REASONS AND BENEFITS OF THE SUPPLEMENTAL JV AGREEMENT

The amendments provide the Company a more prudent approach to monitor market development before committing to more financial contribution. In addition, the revised board composition aligns with the shareholding structure and the removal of milestone-based issuance mechanisms simplifies the structure of the JV Agreement and reduces administrative complexity. The Board believes that the terms of the Supplemental JV Agreement are fair and reasonable, and are in the best interests of the Company and its Shareholders as a whole.

GEM LISTING RULES IMPLICATIONS

As the highest applicable percentage ratio (as defined under Rule 19.07 of the GEM Listing Rules) in respect of the JV Agreement (as amended by the Supplemental JV Agreement) and the transactions contemplated thereunder is less than 5%, the transaction is not subject to the reporting, announcement, circular or shareholders’ approval requirements under the GEM Listing Rules.

The Company will make further announcement(s) on the JV Agreement and the Supplemental JV Agreement as and when appropriate in accordance with the GEM Listing Rules.

GENERAL

To the best of the Directors’ knowledge, information and belief having made all reasonable enquiries, Esperanza and its ultimate beneficial owner(s) are third parties independent of the Company and its connected persons (as defined in the GEM Listing Rules), save that Mr. Li Man Keung Edwin (“Mr. Li”), an executive Director and executive chairman of the Company, holds approximately 0.3% of the issued share capital of Esperanza as at the date of this announcement.
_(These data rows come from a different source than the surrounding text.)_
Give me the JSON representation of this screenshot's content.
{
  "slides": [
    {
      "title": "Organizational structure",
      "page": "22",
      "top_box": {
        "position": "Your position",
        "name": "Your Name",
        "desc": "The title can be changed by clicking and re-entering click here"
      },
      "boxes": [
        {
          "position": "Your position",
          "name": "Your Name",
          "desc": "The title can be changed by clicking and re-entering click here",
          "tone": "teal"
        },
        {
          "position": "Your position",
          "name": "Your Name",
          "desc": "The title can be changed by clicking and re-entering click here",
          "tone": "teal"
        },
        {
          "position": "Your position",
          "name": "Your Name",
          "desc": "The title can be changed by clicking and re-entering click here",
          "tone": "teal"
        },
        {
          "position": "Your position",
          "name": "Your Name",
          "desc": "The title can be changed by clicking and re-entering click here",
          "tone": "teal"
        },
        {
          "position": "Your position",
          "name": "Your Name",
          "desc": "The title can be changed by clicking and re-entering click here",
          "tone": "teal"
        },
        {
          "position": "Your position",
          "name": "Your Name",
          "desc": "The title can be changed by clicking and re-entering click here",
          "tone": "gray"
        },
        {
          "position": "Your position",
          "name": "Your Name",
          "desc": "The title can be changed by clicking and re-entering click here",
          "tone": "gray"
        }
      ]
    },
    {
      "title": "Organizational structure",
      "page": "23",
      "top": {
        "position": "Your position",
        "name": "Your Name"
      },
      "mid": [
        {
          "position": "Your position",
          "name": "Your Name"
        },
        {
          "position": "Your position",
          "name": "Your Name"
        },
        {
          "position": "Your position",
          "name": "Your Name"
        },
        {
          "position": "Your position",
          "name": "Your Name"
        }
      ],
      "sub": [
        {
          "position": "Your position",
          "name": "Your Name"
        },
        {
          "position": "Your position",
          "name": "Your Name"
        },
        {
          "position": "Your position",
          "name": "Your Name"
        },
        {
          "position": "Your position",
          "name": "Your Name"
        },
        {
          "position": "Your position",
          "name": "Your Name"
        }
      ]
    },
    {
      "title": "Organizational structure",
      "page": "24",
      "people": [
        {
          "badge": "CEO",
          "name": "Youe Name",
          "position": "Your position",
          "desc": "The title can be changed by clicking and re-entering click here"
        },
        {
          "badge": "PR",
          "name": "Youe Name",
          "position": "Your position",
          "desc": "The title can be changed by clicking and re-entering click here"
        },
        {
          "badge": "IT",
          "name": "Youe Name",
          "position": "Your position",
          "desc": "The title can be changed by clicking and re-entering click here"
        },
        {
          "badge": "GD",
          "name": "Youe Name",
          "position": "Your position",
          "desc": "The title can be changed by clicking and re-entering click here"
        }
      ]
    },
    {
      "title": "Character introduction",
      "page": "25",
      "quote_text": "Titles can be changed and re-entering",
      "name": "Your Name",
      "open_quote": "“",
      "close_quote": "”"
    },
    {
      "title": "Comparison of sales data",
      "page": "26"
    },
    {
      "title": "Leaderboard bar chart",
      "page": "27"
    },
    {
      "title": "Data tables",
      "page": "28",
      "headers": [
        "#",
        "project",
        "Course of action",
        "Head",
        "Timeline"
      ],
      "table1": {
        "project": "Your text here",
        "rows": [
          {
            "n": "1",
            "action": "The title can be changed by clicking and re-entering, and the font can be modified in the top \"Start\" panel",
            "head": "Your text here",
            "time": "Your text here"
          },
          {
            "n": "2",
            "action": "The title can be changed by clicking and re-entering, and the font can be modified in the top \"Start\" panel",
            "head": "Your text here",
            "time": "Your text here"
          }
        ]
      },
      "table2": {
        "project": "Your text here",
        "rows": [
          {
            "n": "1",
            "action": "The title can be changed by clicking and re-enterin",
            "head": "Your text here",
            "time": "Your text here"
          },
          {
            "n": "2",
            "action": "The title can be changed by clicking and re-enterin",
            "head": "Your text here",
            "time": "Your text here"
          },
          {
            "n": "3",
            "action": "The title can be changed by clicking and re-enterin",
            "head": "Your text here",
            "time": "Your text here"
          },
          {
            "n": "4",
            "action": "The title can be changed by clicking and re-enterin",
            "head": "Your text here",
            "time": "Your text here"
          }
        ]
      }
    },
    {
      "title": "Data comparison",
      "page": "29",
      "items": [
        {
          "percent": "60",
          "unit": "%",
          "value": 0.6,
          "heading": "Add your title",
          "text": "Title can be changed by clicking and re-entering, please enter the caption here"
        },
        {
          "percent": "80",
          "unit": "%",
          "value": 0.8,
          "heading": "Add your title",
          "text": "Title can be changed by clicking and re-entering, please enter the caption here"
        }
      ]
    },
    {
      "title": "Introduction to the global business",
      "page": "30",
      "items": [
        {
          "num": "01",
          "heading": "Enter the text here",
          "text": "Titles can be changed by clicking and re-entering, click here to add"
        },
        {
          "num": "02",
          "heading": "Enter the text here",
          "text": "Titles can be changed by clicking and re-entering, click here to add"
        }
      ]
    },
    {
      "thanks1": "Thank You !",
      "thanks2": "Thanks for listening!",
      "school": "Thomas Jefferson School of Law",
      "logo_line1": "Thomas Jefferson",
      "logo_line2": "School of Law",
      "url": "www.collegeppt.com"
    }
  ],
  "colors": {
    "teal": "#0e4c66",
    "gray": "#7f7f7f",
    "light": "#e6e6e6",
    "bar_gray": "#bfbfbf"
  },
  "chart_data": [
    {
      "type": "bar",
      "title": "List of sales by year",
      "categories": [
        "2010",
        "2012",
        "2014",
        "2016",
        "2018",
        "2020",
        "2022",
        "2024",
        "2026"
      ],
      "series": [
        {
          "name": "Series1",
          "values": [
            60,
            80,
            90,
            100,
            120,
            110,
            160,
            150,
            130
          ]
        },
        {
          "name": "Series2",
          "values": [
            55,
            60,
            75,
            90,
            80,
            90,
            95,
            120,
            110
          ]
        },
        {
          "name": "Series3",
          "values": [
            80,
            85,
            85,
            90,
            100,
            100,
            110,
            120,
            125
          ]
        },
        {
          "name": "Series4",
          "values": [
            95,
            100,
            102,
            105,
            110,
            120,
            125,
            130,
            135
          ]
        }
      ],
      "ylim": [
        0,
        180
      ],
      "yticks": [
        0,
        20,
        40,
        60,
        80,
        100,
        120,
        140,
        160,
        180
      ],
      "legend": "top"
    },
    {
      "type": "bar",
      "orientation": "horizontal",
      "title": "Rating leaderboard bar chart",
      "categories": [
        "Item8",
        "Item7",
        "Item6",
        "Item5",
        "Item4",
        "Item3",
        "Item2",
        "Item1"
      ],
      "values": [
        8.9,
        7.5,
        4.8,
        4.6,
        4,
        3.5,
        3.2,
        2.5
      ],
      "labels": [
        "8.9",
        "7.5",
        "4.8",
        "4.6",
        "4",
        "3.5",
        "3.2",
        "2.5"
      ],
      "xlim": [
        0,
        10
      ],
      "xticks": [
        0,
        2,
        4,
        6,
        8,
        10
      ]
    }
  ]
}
In addition, there has not been any side arrangement, agreement, understanding or undertaking between (i) Esperanza and its subsidiaries, any of their directors, and legal representatives and any ultimate beneficial owner(s); (ii) Mr. Li; and (iii) the Company, any connected person at the Company’s level, and/or any connected person at the subsidiary level (to the extent that such subsidiary(ies) is(are) involved in the JV Agreement).

By order of the Board

Hatcher Group Limited

Hui Ringo Wing Kun

Executive Director

Hong Kong, 30 April 2026

As at the date of this announcement, the Directors are:

Executive Directors:

Mr. Li Man Keung Edwin (Executive Chairman)

Mr. Hui Ringo Wing Kun

Mr. Yeung Chun Yue David (Vice Chairman)

Non-executive Director:

Ms. Chan Hiu Shan

Independent non-executive Directors:

Mr. William Robert Majcher

Mr. Ho Lik Kwan Luke

Mr. Lau Pak Kin Patric

This announcement, for which the Directors collectively and individually accept full responsibility, includes particulars given in compliance with the GEM Listing Rules for the purpose of giving information with regard to the Company. The Directors, having made all reasonable enquiries, confirm that to the best of their knowledge and belief the information contained in this announcement is accurate and complete in all material respects and not misleading or deceptive, and there are no other matters the omission of which would make any statement herein or this announcement misleading.

This announcement will remain on the “Latest Listed Company Information” page of the Stock Exchange’s website at www.hkexnews.hk for at least 7 days from the date of its publication and will be published on the Company’s website at www.hatcher-group.com.